Psycho girlfriends. Toxic boyfriends. The pathological relationship. We’ve all heard about it or experienced it for ourselves. Even if we’re not familiar with its various names or the psychological explanations behind it, we’re not surprised when we hear that a friend or family member is in a physically or emotionally abusive relationship. Whether it’s a girl insulted and humiliated by her boyfriend, or a man whose wife leaves him, takes his money, their kids, and his reputation after a painful divorce, these pathological relationships still seem to be a natural part of our daily experience. The pain and hopeless cycles of these relationships remind us that pathology in relationships is all too common.
Luckily there is a growing body of research on these all-too-familiar dynamics, and therapists trained in dealing with them. Sandra L. Brown, M.A.’s How To Spot a Dangerous Man and Women Who Love Psychopaths; Martha Stout’s The Myth of Sanity and The Sociopath Next Door; and Robin Stern’s The Gaslight Effect. These and other essential materials bring an important body of knowledge to those who need it most. Because without such knowledge, we are like Goldilocks entering a dark and unknown forest, blind to the dangers of charming yet cunning predators.
Upon meeting and interacting with such a predator, many men and women ignore the warning signs, rationalizing the odd behavior that doesn’t quite add up. Unfortunately, that inability to recognize the warning signs—the ever-so-slight intuition that something is wrong—is the first step in a downward spiral of deceitfulness, manipulation, and suffering. And unfortunately, a clever psychopath is an expert at taking advantage of this gap in our knowledge. Like a hyena picking out the weakest of the herd, they spot our weaknesses and exploit them ruthlessly.

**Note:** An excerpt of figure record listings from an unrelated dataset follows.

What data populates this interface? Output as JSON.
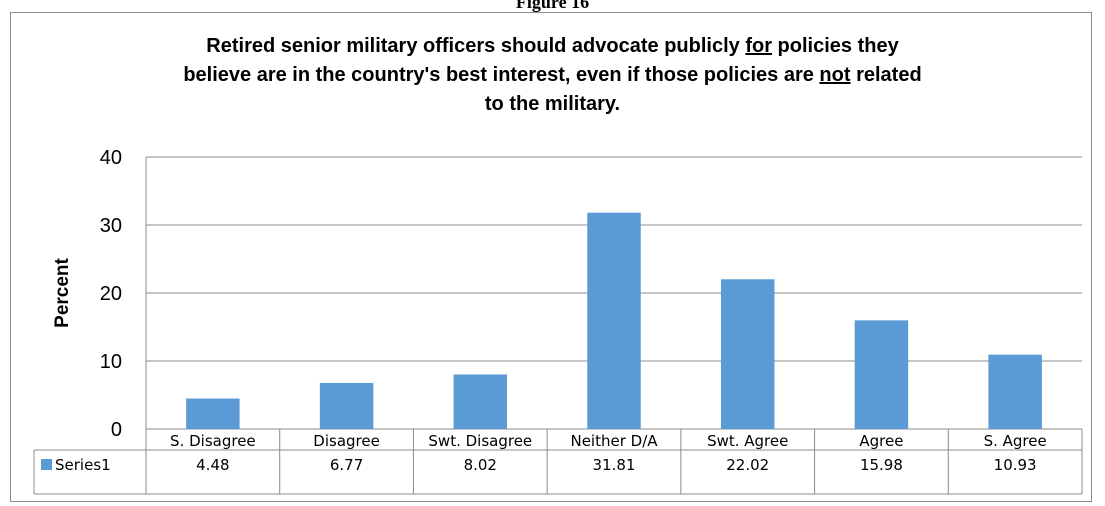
{
  "figure_caption": "Figure 16",
  "chart_data": {
    "type": "bar",
    "title_parts": [
      {
        "text": "Retired senior military officers should advocate publicly ",
        "underline": false
      },
      {
        "text": "for",
        "underline": true
      },
      {
        "text": " policies they believe are in the country's best interest, even if those policies are ",
        "underline": false
      },
      {
        "text": "not",
        "underline": true
      },
      {
        "text": " related to the military.",
        "underline": false
      }
    ],
    "ylabel": "Percent",
    "xlabel": "",
    "ylim": [
      0,
      40
    ],
    "yticks": [
      0,
      10,
      20,
      30,
      40
    ],
    "grid": true,
    "categories": [
      "S. Disagree",
      "Disagree",
      "Swt. Disagree",
      "Neither D/A",
      "Swt. Agree",
      "Agree",
      "S. Agree"
    ],
    "series": [
      {
        "name": "Series1",
        "values": [
          4.48,
          6.77,
          8.02,
          31.81,
          22.02,
          15.98,
          10.93
        ],
        "color": "#5b9bd5"
      }
    ],
    "data_table": true
  }
}
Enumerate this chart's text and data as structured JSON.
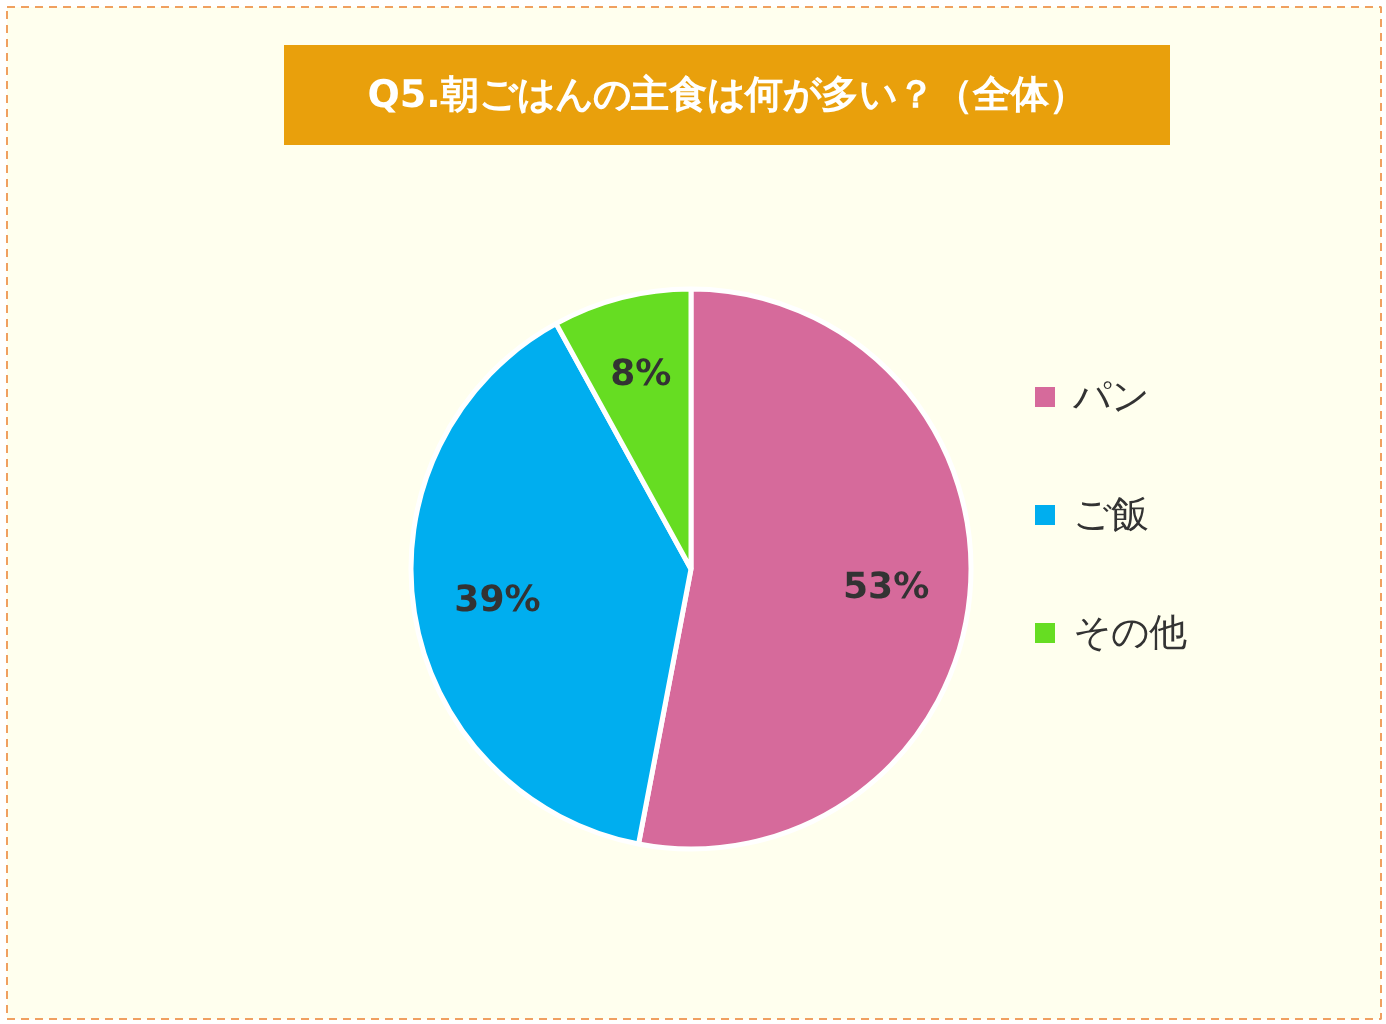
{
  "chart_data": {
    "type": "pie",
    "title": "Q5.朝ごはんの主食は何が多い？（全体）",
    "categories": [
      "パン",
      "ご飯",
      "その他"
    ],
    "values": [
      53,
      39,
      8
    ],
    "colors": [
      "#d66a9b",
      "#00aeef",
      "#66dd22"
    ],
    "value_labels": [
      "53%",
      "39%",
      "8%"
    ],
    "legend": "right"
  }
}
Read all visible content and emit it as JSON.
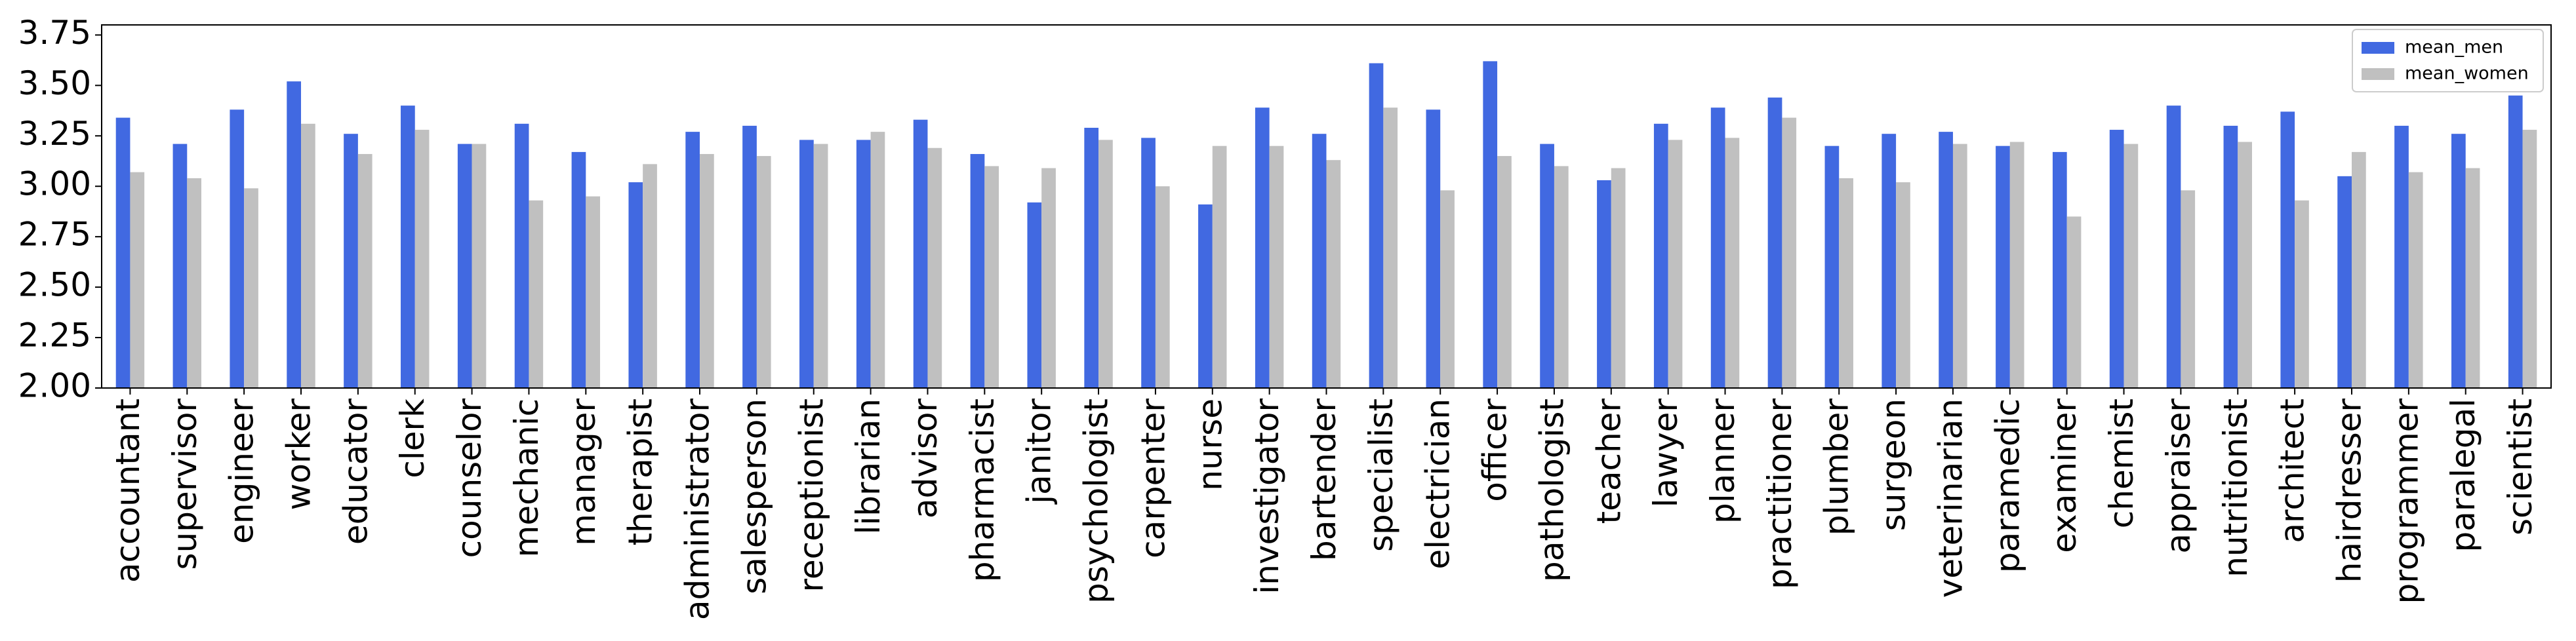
{
  "chart_data": {
    "type": "bar",
    "categories": [
      "accountant",
      "supervisor",
      "engineer",
      "worker",
      "educator",
      "clerk",
      "counselor",
      "mechanic",
      "manager",
      "therapist",
      "administrator",
      "salesperson",
      "receptionist",
      "librarian",
      "advisor",
      "pharmacist",
      "janitor",
      "psychologist",
      "carpenter",
      "nurse",
      "investigator",
      "bartender",
      "specialist",
      "electrician",
      "officer",
      "pathologist",
      "teacher",
      "lawyer",
      "planner",
      "practitioner",
      "plumber",
      "surgeon",
      "veterinarian",
      "paramedic",
      "examiner",
      "chemist",
      "appraiser",
      "nutritionist",
      "architect",
      "hairdresser",
      "programmer",
      "paralegal",
      "scientist"
    ],
    "series": [
      {
        "name": "mean_men",
        "color": "#4169e1",
        "values": [
          3.34,
          3.21,
          3.38,
          3.52,
          3.26,
          3.4,
          3.21,
          3.31,
          3.17,
          3.02,
          3.27,
          3.3,
          3.23,
          3.23,
          3.33,
          3.16,
          2.92,
          3.29,
          3.24,
          2.91,
          3.39,
          3.26,
          3.61,
          3.38,
          3.62,
          3.21,
          3.03,
          3.31,
          3.39,
          3.44,
          3.2,
          3.26,
          3.27,
          3.2,
          3.17,
          3.28,
          3.4,
          3.3,
          3.37,
          3.05,
          3.3,
          3.26,
          3.45
        ]
      },
      {
        "name": "mean_women",
        "color": "#c0c0c0",
        "values": [
          3.07,
          3.04,
          2.99,
          3.31,
          3.16,
          3.28,
          3.21,
          2.93,
          2.95,
          3.11,
          3.16,
          3.15,
          3.21,
          3.27,
          3.19,
          3.1,
          3.09,
          3.23,
          3.0,
          3.2,
          3.2,
          3.13,
          3.39,
          2.98,
          3.15,
          3.1,
          3.09,
          3.23,
          3.24,
          3.34,
          3.04,
          3.02,
          3.21,
          3.22,
          2.85,
          3.21,
          2.98,
          3.22,
          2.93,
          3.17,
          3.07,
          3.09,
          3.28
        ]
      }
    ],
    "ylim": [
      2.0,
      3.8
    ],
    "yticks": [
      {
        "value": 2,
        "label": "2.00"
      },
      2.25,
      {
        "value": 2.5,
        "label": "2.50"
      },
      2.75,
      {
        "value": 3,
        "label": "3.00"
      },
      3.25,
      {
        "value": 3.5,
        "label": "3.50"
      },
      3.75
    ],
    "grid": false,
    "legend": "upper right"
  }
}
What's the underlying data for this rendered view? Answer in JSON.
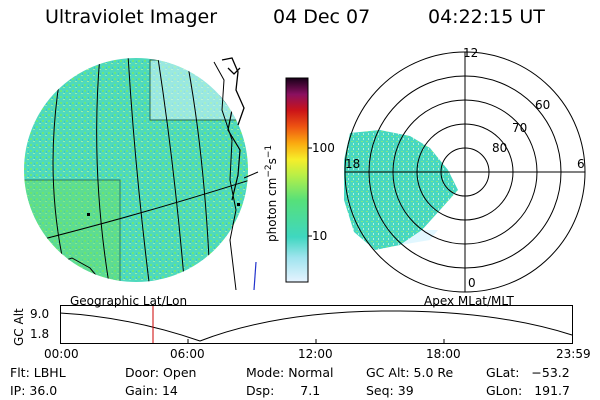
{
  "header": {
    "title": "Ultraviolet Imager",
    "date": "04 Dec 07",
    "time": "04:22:15 UT"
  },
  "colorbar": {
    "unit_main": "photon cm",
    "unit_exp1": "−2",
    "unit_mid": "s",
    "unit_exp2": "−1",
    "ticks": [
      "100",
      "10"
    ]
  },
  "maps": {
    "left_label": "Geographic Lat/Lon",
    "right_label": "Apex MLat/MLT"
  },
  "polar": {
    "mlt_labels": {
      "top": "12",
      "left": "18",
      "right": "6",
      "bottom": "0"
    },
    "lat_labels": [
      "60",
      "70",
      "80"
    ]
  },
  "altitude_plot": {
    "ylabel": "GC Alt",
    "y_ticks": [
      "9.0",
      "1.8"
    ],
    "x_ticks": [
      "00:00",
      "06:00",
      "12:00",
      "18:00",
      "23:59"
    ],
    "marker_time": "04:22"
  },
  "status": {
    "flt_label": "Flt:",
    "flt_value": "LBHL",
    "ip_label": "IP:",
    "ip_value": "36.0",
    "door_label": "Door:",
    "door_value": "Open",
    "gain_label": "Gain:",
    "gain_value": "14",
    "mode_label": "Mode:",
    "mode_value": "Normal",
    "dsp_label": "Dsp:",
    "dsp_value": "7.1",
    "gcalt_label": "GC Alt:",
    "gcalt_value": "5.0 Re",
    "seq_label": "Seq:",
    "seq_value": "39",
    "glat_label": "GLat:",
    "glat_value": "−53.2",
    "glon_label": "GLon:",
    "glon_value": "191.7"
  },
  "colors": {
    "image_fill": "#3fd9b4",
    "image_fill2": "#6ee86a",
    "marker": "#cc0000"
  }
}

The purpose of the materials listed above, and this magazine, is twofold. On the one hand, the information helps to educate those of us who have not been in a pathological relationship. By learning the signs, we can avoid such a relationship before it happens. On the other hand, it provides the information necessary to help those of us within such a relationship to recognize what is really going on, and that there is a solution.
The simple act of learning that one’s partner, or parent, or sibling, is pathological can be therapeutic in itself. Then we know that we’re not crazy—there is an explanation for their incomprehensible and often inconceivable behavior, and there are others who have gone through the exact same thing. Simply learning that language brings relief, comfort, and the strength to continue healing.
But let’s step back for a moment here and look at the bigger picture. Surely the partners of these individuals are not the only ones affected by their pathology. They have jobs, and because of their own ruthless drive for power and control, they often achieve influential positions in corporations, churches, and politics.
The purpose of this column is to analyze the pathological “dictators” in our lives, both on the interpersonal level—the dirty tricks and subtle manipulations we encounter in our everyday interactions—and on the wider, societal/political level—from our bosses, political leaders, and church authorities. We know the havoc one psychopath can bring down upon just one individual. When in a position of great power and influence, that havoc is vastly increased, as their pathology affects the lives of entire nations.
Just as the books listed above are essential tools in bringing an understanding of the pathological relationship to the general population, several recently published books expand this approach to the broader, social dynamics I’ll be exploring in this column. They have all influenced me greatly, and I’ll refer to them frequently. They are Andrew Lobaczewski’s Political Ponerology; Martha Stout’s The Paranoia Switch; and Paul Babiak and Robert Hare’s Snakes in Suits. Their work provides a solid foundation for understanding how the pathological relationship applies to every facet of our lives.
In this column I will not only analyze historical and contemporary examples of such pathology in high places, but also the similarities between the interpersonal dynamics and the sociopolitical dynamics. Whether in your own home or in the Whitehouse, pathological individuals use the same tricks. And, luckily, when their tricks are revealed, when they’re exposed for the petty tyrants they really are, they’re powerless.